Anyway, I intend to keep watching Deal or No Deal. If you'd like to try your hand at a simulation of the game (minus the cute models and the tension imposed by real money), this page on the NBC website has a reasonable facsimile. I suspect you need to have seen the show to enjoy the online version, which I've now played about a dozen times, once actually getting to the point where there were two unopened cases, one containing a penny and one containing the million dollars. I went for broke and wound up with the penny…a situation not unfamiliar from a couple of investments I made in the past. Nevertheless, I couldn't help but think that the producers of the TV show are probably always praying for a contestant to reach that moment of decision. That would be good television no matter how it turned out…but better if they went home rich.

Speaking of Jack Kirby…

Recently, a new comic strip called Ink Pen introduced a superhero character named Captain Victory. It's a great name for a hero and it was a great name when Jack Kirby created a character with that name in 1981. As this article details, cartoonist Phil Dunlap has built a storyline out of the need to change the name of his cartoon hero. A very clever approach to the problem.

Senator Stomp!

My friend and employer Jack Kirby was a lovely man but one capable of great anger at times. Every so often, I see something happen either in the comic book business or the real world and think, "Gee, I'm sorry Jack's gone but I'm glad he's not around to see that."

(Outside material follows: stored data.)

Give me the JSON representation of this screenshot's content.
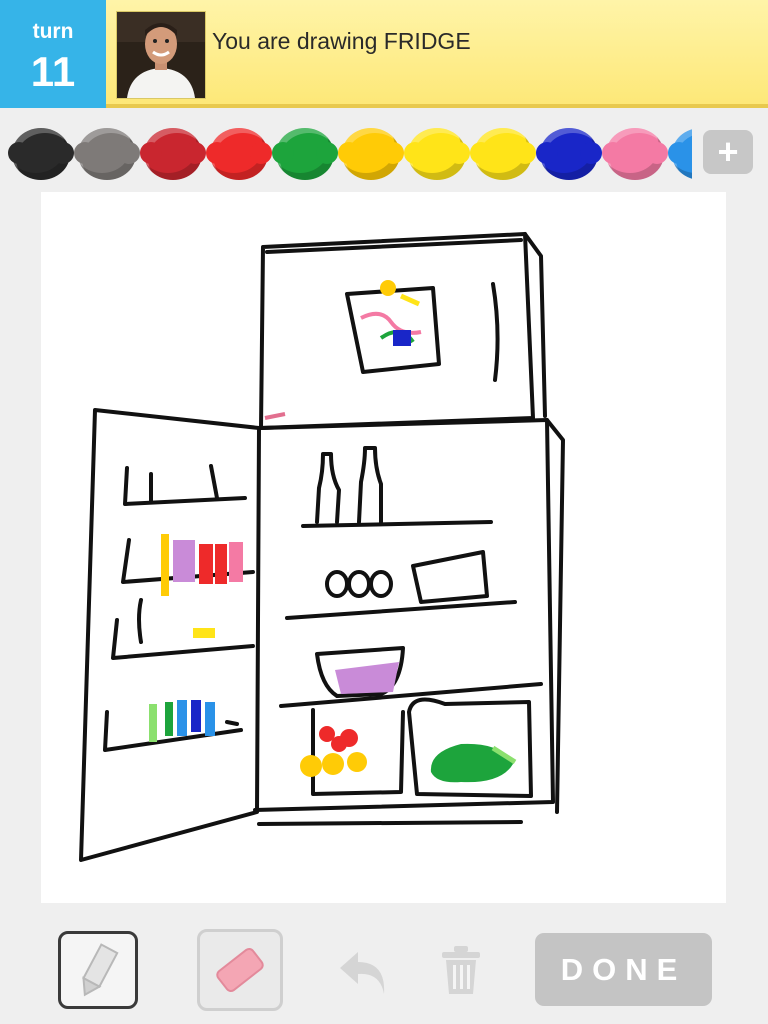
{
  "header": {
    "turn_label": "turn",
    "turn_number": "11",
    "prompt_prefix": "You are drawing",
    "word": "FRIDGE",
    "prompt_text": "You are drawing FRIDGE"
  },
  "palette": {
    "colors": [
      "#2a2a2a",
      "#7e7a78",
      "#c9262f",
      "#ee2a2a",
      "#1da43c",
      "#ffcb06",
      "#ffe418",
      "#ffe418",
      "#1926c8",
      "#f47aa4",
      "#2a92e8"
    ],
    "more_icon": "plus-icon"
  },
  "toolbar": {
    "pencil_icon": "pencil-icon",
    "eraser_icon": "eraser-icon",
    "undo_icon": "undo-icon",
    "trash_icon": "trash-icon",
    "done_label": "DONE"
  },
  "colors": {
    "turn_bg": "#36b4e8",
    "header_bg": "#fde878",
    "done_bg": "#c4c4c4"
  }
}
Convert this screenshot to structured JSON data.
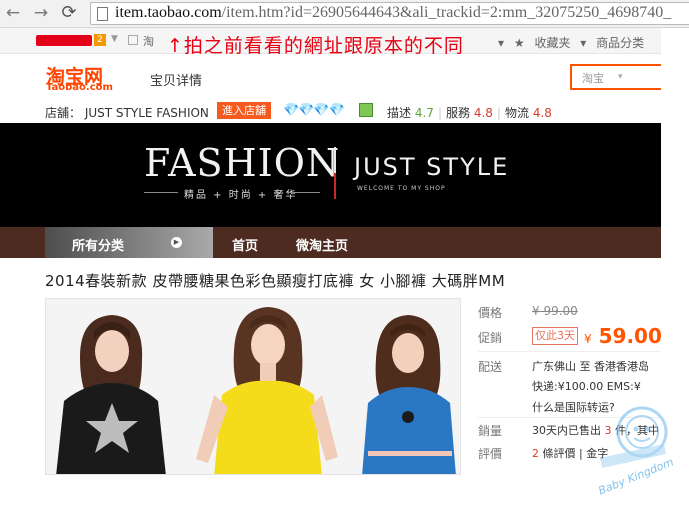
{
  "browser": {
    "url_host": "item.taobao.com",
    "url_path": "/item.htm?id=26905644643&ali_trackid=2:mm_32075250_4698740_"
  },
  "top_strip": {
    "fragment": "淘",
    "annotation": "↑拍之前看看的網址跟原本的不同",
    "favorites": "收藏夹",
    "categories": "商品分类"
  },
  "header": {
    "logo": "淘宝网",
    "logo_sub": "Taobao.com",
    "page_tag": "宝贝详情",
    "search_scope": "淘宝"
  },
  "shop": {
    "name_label": "店舖：",
    "name": "JUST STYLE FASHION",
    "enter_button": "進入店舖",
    "diamonds": "💎💎💎💎",
    "ratings": [
      {
        "label": "描述",
        "value": "4.7",
        "color": "#5aa63a"
      },
      {
        "label": "服務",
        "value": "4.8",
        "color": "#d3402e"
      },
      {
        "label": "物流",
        "value": "4.8",
        "color": "#d3402e"
      }
    ]
  },
  "banner": {
    "fashion": "FASHION",
    "just_style": "JUST STYLE",
    "subtitle": "精品 + 时尚 + 奢华",
    "welcome": "WELCOME TO MY SHOP"
  },
  "nav": {
    "all_categories": "所有分类",
    "home": "首页",
    "weitao": "微淘主页"
  },
  "product": {
    "title": "2014春裝新款 皮帶腰糖果色彩色顯瘦打底褲 女 小腳褲 大碼胖MM",
    "price_label": "價格",
    "price_original": "¥ 99.00",
    "promo_label": "促銷",
    "promo_tag": "仅此3天",
    "price_now_symbol": "¥",
    "price_now": "59.00",
    "shipping_label": "配送",
    "shipping_route": "广东佛山 至  香港香港岛",
    "shipping_fees": "快递:¥100.00  EMS:¥",
    "intl_link": "什么是国际转运?",
    "sales_label": "銷量",
    "sales_text_a": "30天内已售出",
    "sales_count": "3",
    "sales_text_b": "件，其中",
    "reviews_label": "評價",
    "reviews_count": "2",
    "reviews_text": "條評價",
    "reviews_extra": "金字"
  },
  "watermark": {
    "brand": "Baby Kingdom"
  },
  "colors": {
    "taobao_orange": "#ff4400",
    "price_orange": "#ff5500",
    "nav_brown": "#4e2b20"
  }
}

I just thought that when I read an item about Ted Stevens, the Senator from Alaska who thinks we should drill like crazy for oil in his home state, and that oil company executives should be allowed to testify before Congress without having to swear to tell the truth, the whole truth and nothing but you-know-what. Jack was very pro-environment and against letting big corporations have unchecked power and I doubt there's much that Stevens has ever done that wouldn't have outraged him. But wearing a tie featuring one of Jack's characters while he did those things and taking inspiration from it…that really would have pissed Kirby off.

Beauty Marx

Here we see Groucho Marx — he's the one with the mustache — hosting The Hollywood Palace on March 14, 1964. The lady at left is the show's "Billboard Girl" who came out at the end each week to hand the host a list of who'd be appearing the following week. She was a then-unknown starlet named Raquel Welch. And this is my way of billboarding that I just posted some tickets and history of The Hollywood Palace over on our sister website, Old TV Tickets. If you're interested in that kind of thing.

Happy Hairball Holidays

Last year around this time, I pointed you to one of the cleverer bits of web animation I'd come across — a daily "Twelve Days of Christmas" cartoon with Garfield the Cat over at the Garfield website. Well, it's back up again and up to Day Seven. Take a look between now and Christmas. I had nothing to do with this.